Rendre un livre à la bibliothèque, accepter de ne plus le posséder, c’est pour moi considérer ces moments de lecture comme un simple divertissement, c’est vider de sens ces heures passées en compagnie de l’auteur et de ses personnages. Chez moi je peux prendre chaque bouquin et me rappeler le moment où je l’ai lu, où, comment, pourquoi.

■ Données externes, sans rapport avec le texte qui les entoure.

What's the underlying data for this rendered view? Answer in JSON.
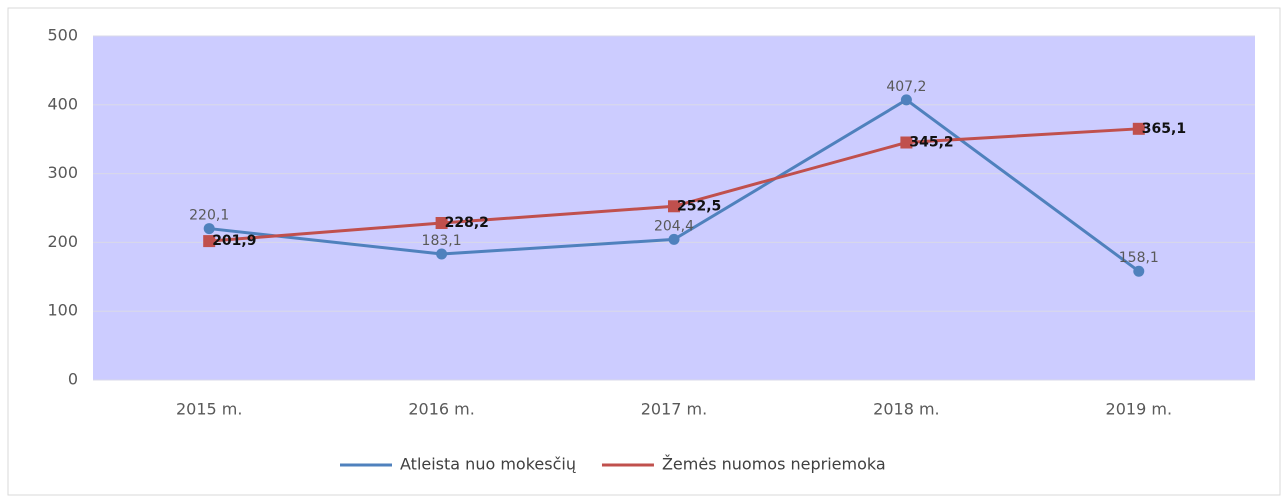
{
  "chart_data": {
    "type": "line",
    "categories": [
      "2015 m.",
      "2016 m.",
      "2017 m.",
      "2018 m.",
      "2019 m."
    ],
    "series": [
      {
        "name": "Atleista nuo mokesčių",
        "color": "#4f81bd",
        "marker": "circle",
        "values": [
          220.1,
          183.1,
          204.4,
          407.2,
          158.1
        ],
        "value_labels": [
          "220,1",
          "183,1",
          "204,4",
          "407,2",
          "158,1"
        ]
      },
      {
        "name": "Žemės nuomos nepriemoka",
        "color": "#c0504d",
        "marker": "square",
        "values": [
          201.9,
          228.2,
          252.5,
          345.2,
          365.1
        ],
        "value_labels": [
          "201,9",
          "228,2",
          "252,5",
          "345,2",
          "365,1"
        ]
      }
    ],
    "ylim": [
      0,
      500
    ],
    "yticks": [
      0,
      100,
      200,
      300,
      400,
      500
    ],
    "plot_background": "#ccccff",
    "legend": "bottom"
  }
}
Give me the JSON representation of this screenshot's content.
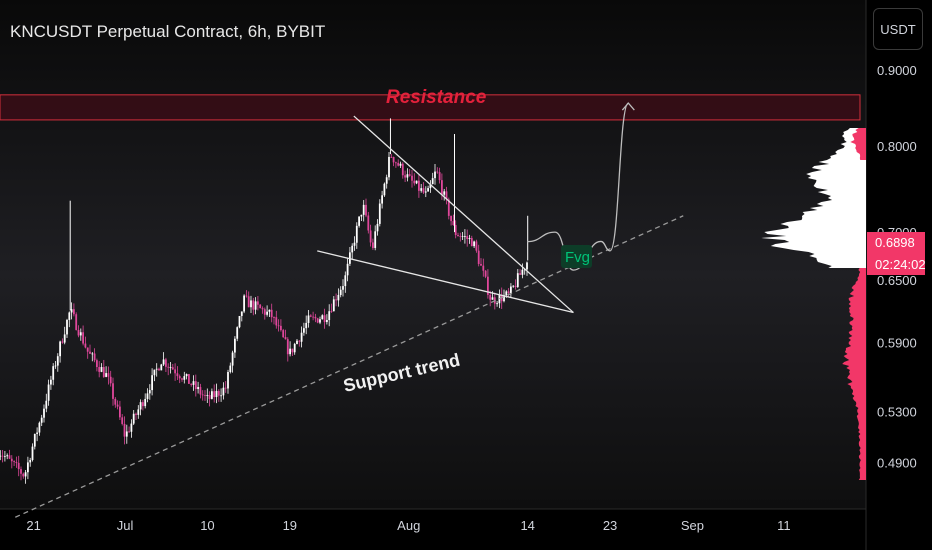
{
  "header": {
    "title": "KNCUSDT Perpetual Contract, 6h, BYBIT",
    "currency_label": "USDT"
  },
  "colors": {
    "background": "#000000",
    "bull": "#ffffff",
    "bear": "#e0479b",
    "resistance": "#d32f3c",
    "resistance_fill": "#3a0d16",
    "accent": "#f23768",
    "fvg": "#00c277",
    "grid_axis_text": "#d1d4dc"
  },
  "chart_data": {
    "type": "candlestick",
    "timeframe": "6h",
    "exchange": "BYBIT",
    "symbol": "KNCUSDT Perpetual Contract",
    "x_ticks": [
      "21",
      "Jul",
      "10",
      "19",
      "Aug",
      "14",
      "23",
      "Sep",
      "11"
    ],
    "y_ticks": [
      0.49,
      0.53,
      0.59,
      0.65,
      0.7,
      0.8,
      0.9
    ],
    "y_tick_labels": [
      "0.4900",
      "0.5300",
      "0.5900",
      "0.6500",
      "0.7000",
      "0.8000",
      "0.9000"
    ],
    "ylim": [
      0.45,
      0.96
    ],
    "current_price": "0.6898",
    "countdown": "02:24:02",
    "path": [
      [
        "2023-06-17",
        0.5
      ],
      [
        "2023-06-20",
        0.48
      ],
      [
        "2023-06-22",
        0.53
      ],
      [
        "2023-06-25",
        0.62
      ],
      [
        "2023-06-27",
        0.58
      ],
      [
        "2023-06-29",
        0.56
      ],
      [
        "2023-07-01",
        0.51
      ],
      [
        "2023-07-03",
        0.54
      ],
      [
        "2023-07-05",
        0.575
      ],
      [
        "2023-07-08",
        0.555
      ],
      [
        "2023-07-10",
        0.54
      ],
      [
        "2023-07-12",
        0.55
      ],
      [
        "2023-07-14",
        0.63
      ],
      [
        "2023-07-17",
        0.615
      ],
      [
        "2023-07-19",
        0.58
      ],
      [
        "2023-07-21",
        0.61
      ],
      [
        "2023-07-23",
        0.615
      ],
      [
        "2023-07-25",
        0.65
      ],
      [
        "2023-07-27",
        0.73
      ],
      [
        "2023-07-28",
        0.68
      ],
      [
        "2023-07-30",
        0.79
      ],
      [
        "2023-08-01",
        0.76
      ],
      [
        "2023-08-03",
        0.74
      ],
      [
        "2023-08-04",
        0.77
      ],
      [
        "2023-08-06",
        0.7
      ],
      [
        "2023-08-08",
        0.69
      ],
      [
        "2023-08-10",
        0.63
      ],
      [
        "2023-08-12",
        0.635
      ],
      [
        "2023-08-14",
        0.67
      ],
      [
        "2023-08-14",
        0.6898
      ]
    ],
    "series": [
      {
        "name": "",
        "type": "candlestick"
      },
      {
        "name": "Resistance",
        "type": "zone",
        "y_range": [
          0.833,
          0.866
        ]
      },
      {
        "name": "Support trend",
        "type": "trendline",
        "points": [
          [
            "2023-06-19",
            0.45
          ],
          [
            "2023-08-31",
            0.718
          ]
        ]
      },
      {
        "name": "",
        "type": "trendline",
        "points": [
          [
            "2023-07-26",
            0.838
          ],
          [
            "2023-08-19",
            0.618
          ]
        ]
      },
      {
        "name": "",
        "type": "trendline",
        "points": [
          [
            "2023-07-22",
            0.68
          ],
          [
            "2023-08-19",
            0.618
          ]
        ]
      },
      {
        "name": "",
        "type": "projection",
        "points": [
          [
            "2023-08-14",
            0.6898
          ],
          [
            "2023-08-17",
            0.7
          ],
          [
            "2023-08-19",
            0.66
          ],
          [
            "2023-08-22",
            0.69
          ],
          [
            "2023-08-23",
            0.68
          ],
          [
            "2023-08-25",
            0.855
          ]
        ]
      }
    ],
    "annotations": [
      "Resistance",
      "Support trend",
      "Fvg"
    ],
    "volume_profile": true,
    "grid": false,
    "legend": "none"
  }
}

Certains livres sont à leur simple souvenir d’agréables moments passés et la vision du livre en question dans ma bibliothèque est une faible réminiscence de ce bonheur.

Ce rapport aux livres me rappele Rob Gordon (John Cusack) dans High Fidelity. Passioné de musique et grand collectionneur de vinyle, il explique durant le film la manière dont il range ses vinyls. Chacun de ses disques lui rappelle un moment de sa vie, un souvenir et par conséquent chacun  possède sa propre histoire.

Donner sa propre histoire à un livre, c’est ce qu’un lecteur peut offrir de plus beau à l’auteur.

L’idée de transporter des livres comme on transporte des mp3 sur son iPod m’attriste. Conséquence de la dématérialisation, les livres seront, un jour, comme les chansons et les films, téléchargés et piratés.

Injustement sans doute, l’idée d’un livre piraté me choque plus que celle d’une chanson ou d’un film. Peut-être suis-je déjà victime de la banalisation du téléchargement. ..

De nos jours, la création de films et de musique repose principalement sur la technologie: Caméras derniers cris, effets 3D, films d’animations, musiques électro, voix Autotuned…Que ceux-ci soit les victimes de leur propre bienfaiteur – la technologie – me parait peut-être moins choquante, allant plus de soit. Inversement, la simple utilisation de Word pour rédiger un livre ne procure pas ce sentiment d’oeuvre techno-culturelle. Enlever un ordinateur aux Daft Punk, vous les emmerderez plus que si vous enlevez Word à un écrivain!

Sans cracher sur la technologie, sans jouer mon vieux traditionnaliste, je m’inquiète des conséquences d’une dématérialisation trop importante.

Je regretterais que mes petits-enfants ne connaisse pas le plaisir de tourner de vraies pages en papier et je pleurerais d’une société qui pirate sa Littérature.